There seems to hang a film of light in the early morning air of this September 6th, a thin veil of particles suspended in the breezeless humidity. As if emanated by the tall, old trees I pass that wait to loose their autumn splendor once again, the soft gold halo enfolds a fresh layer of reality, the realm of what is to be: the coming day, the coming season, the just-beyond. The trees hold the tension, do not haste to what they must know, in some sense that supercedes my limits of understanding, is coming - the time of brilliant color, then release. Rather, they breathe from where they are to where they are to where they are, ever-present and ever-faithful (apart from any self-righteous faith to which we humans grasp) and ever-becoming, without hindsight or forethought.
As my feet step one in front of the other, walking under a canopy of oaks and maples, passing the dogwoods and crab-apple trees, their stillnes brings me to pause. On the precipice of my myopic vision, I see in the distance - or dream I see, in the muggy heat - a gentle shimmering, as if an unfelt breeze has disturbed the portal to a reality imminently close, but in a direction fatally foreign to me. The grainy apparition is clouded by the sheer glow of this pink day; I blink, and it is still there, but no clearer. I glance around as if the wet pavement or rows of houses could offer new perspective, to no avail. The trees are soundless. Though their unseen roots are gulping water from last night's rain and the pores of their delicate leaves are pouring pure oxygen into my lungs - although they exist undeniably in my physical presence - they also, I feel in the tingling quiet, live in a place to which I have rarely, if ever, been.

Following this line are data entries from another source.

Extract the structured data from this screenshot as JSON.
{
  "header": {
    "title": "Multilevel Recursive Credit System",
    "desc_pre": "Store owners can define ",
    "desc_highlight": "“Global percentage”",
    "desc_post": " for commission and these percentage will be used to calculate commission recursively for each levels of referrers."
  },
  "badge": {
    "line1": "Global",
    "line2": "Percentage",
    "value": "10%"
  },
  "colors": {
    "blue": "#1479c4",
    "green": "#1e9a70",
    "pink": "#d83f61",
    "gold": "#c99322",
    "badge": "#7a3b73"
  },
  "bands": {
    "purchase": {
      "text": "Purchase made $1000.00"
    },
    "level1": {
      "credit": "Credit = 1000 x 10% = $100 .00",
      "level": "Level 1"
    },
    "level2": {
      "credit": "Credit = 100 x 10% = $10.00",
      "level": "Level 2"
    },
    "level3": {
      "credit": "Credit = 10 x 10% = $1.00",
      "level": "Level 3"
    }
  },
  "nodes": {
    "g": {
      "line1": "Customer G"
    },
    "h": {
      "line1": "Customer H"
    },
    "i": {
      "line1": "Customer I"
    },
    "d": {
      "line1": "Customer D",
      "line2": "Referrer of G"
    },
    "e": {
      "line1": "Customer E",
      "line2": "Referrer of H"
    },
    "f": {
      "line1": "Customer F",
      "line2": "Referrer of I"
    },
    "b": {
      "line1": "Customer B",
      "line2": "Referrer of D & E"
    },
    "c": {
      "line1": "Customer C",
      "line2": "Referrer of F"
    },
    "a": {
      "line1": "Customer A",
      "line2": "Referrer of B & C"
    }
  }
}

Oh, to have that deep knowledge of a life lived in an upward direction, then immobile, yet omnipresent; to regard this moment, as I stand in their wake, as parallel to the time when families in the 1940's were moving into these new homes, or when surrounded by cool forest in all directions before Europeans came, or when first breaking through the hard shell of a seed to the rich, damp earth; to live in this world and another, and to perhaps know no distinction between them; oh, to radiate light, and a constant invitation to pay attention to the possible hanging thickly in the still air of this and every morning. I continue walking my linear path, thirsty for the gift of submission to now, now, now.
Later, the pink morning yields to blue; the branches sway gently overhead as I sit on my porch. The sunlight is clear and unfiltered, distinct and bright. A breeze caresses my cheek and moves my hair. The trees seem to speak, This is our world, too.